Other memorable Society events include the filming of Loving in 1969, a movie starring George Segal, who portrayed a frustrated illustrator; the comprehensive exhibition “200 Years of American Illustration,” curated by the Society of Illustrators and held at the New-York Historical Society in 1976; and the publication of the book of that show, one of many volumes published by the Society over the years – books that have become collectors’ items in some cases.
Under the stewardship of then president John Witt, the Museum of American Illustration was established in 1981. Today the Society’s Permanent Collection includes over 2,500 works by such legendary artists as Norman Rockwell, Howard Pyle, N.C. Wyeth, Rockwell Kent, Bob Peak, Bernie Fuchs and Brad Holland.
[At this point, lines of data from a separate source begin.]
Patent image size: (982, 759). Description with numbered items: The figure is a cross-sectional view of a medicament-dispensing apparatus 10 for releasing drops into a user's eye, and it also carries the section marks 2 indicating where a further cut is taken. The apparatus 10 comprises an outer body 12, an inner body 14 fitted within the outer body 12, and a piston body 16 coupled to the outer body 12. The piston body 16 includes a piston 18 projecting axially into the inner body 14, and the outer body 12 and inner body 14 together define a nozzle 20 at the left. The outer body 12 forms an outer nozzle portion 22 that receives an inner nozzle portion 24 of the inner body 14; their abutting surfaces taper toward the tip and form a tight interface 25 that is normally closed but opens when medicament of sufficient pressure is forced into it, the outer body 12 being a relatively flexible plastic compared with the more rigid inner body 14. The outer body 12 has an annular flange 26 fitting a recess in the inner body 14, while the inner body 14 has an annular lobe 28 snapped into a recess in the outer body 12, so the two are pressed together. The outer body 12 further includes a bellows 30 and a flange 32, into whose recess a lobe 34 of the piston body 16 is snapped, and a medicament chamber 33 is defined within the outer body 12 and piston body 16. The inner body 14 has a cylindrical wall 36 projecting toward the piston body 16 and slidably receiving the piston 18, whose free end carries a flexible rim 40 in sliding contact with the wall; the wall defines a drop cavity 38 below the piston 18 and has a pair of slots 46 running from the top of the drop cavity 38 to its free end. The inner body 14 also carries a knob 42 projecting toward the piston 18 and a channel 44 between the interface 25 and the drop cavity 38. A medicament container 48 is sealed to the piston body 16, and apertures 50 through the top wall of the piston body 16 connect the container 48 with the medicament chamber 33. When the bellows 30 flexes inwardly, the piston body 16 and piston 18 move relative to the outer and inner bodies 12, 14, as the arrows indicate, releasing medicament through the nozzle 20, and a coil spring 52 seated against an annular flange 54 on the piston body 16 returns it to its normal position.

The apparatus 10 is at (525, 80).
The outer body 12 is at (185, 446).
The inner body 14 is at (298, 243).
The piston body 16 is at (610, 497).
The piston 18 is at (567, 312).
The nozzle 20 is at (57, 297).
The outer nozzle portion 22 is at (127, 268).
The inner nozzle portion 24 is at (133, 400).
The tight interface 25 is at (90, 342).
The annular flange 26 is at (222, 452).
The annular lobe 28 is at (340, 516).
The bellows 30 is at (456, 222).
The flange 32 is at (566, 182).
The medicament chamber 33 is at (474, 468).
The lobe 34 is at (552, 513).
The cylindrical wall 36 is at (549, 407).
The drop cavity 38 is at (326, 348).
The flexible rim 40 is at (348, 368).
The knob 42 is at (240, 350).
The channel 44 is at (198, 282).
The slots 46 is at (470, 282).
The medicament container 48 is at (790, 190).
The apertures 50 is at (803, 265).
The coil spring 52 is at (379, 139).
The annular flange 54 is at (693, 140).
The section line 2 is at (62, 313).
2001, the Society’s Centennial, was a year long celebration that began with a United States Postal issue: Great American Illustrators. Following the September attacks, the year ended with the “9/11 Memorial Exhibition: Prevailing Human Spirit.”
The Society of Illustrators is an organization of many layers, one which provides illustrators a center to discuss, demonstrate and exhibit their work, contributes to future artists and to the community at large, honors its preeminent practitioners, takes a stand on legal and ethical issues affecting the profession – and has a great dining room to boot! As it faces the challenges of a swiftly changing future, the Society will continue to “promote generally the art of illustration,” as its founders dictated.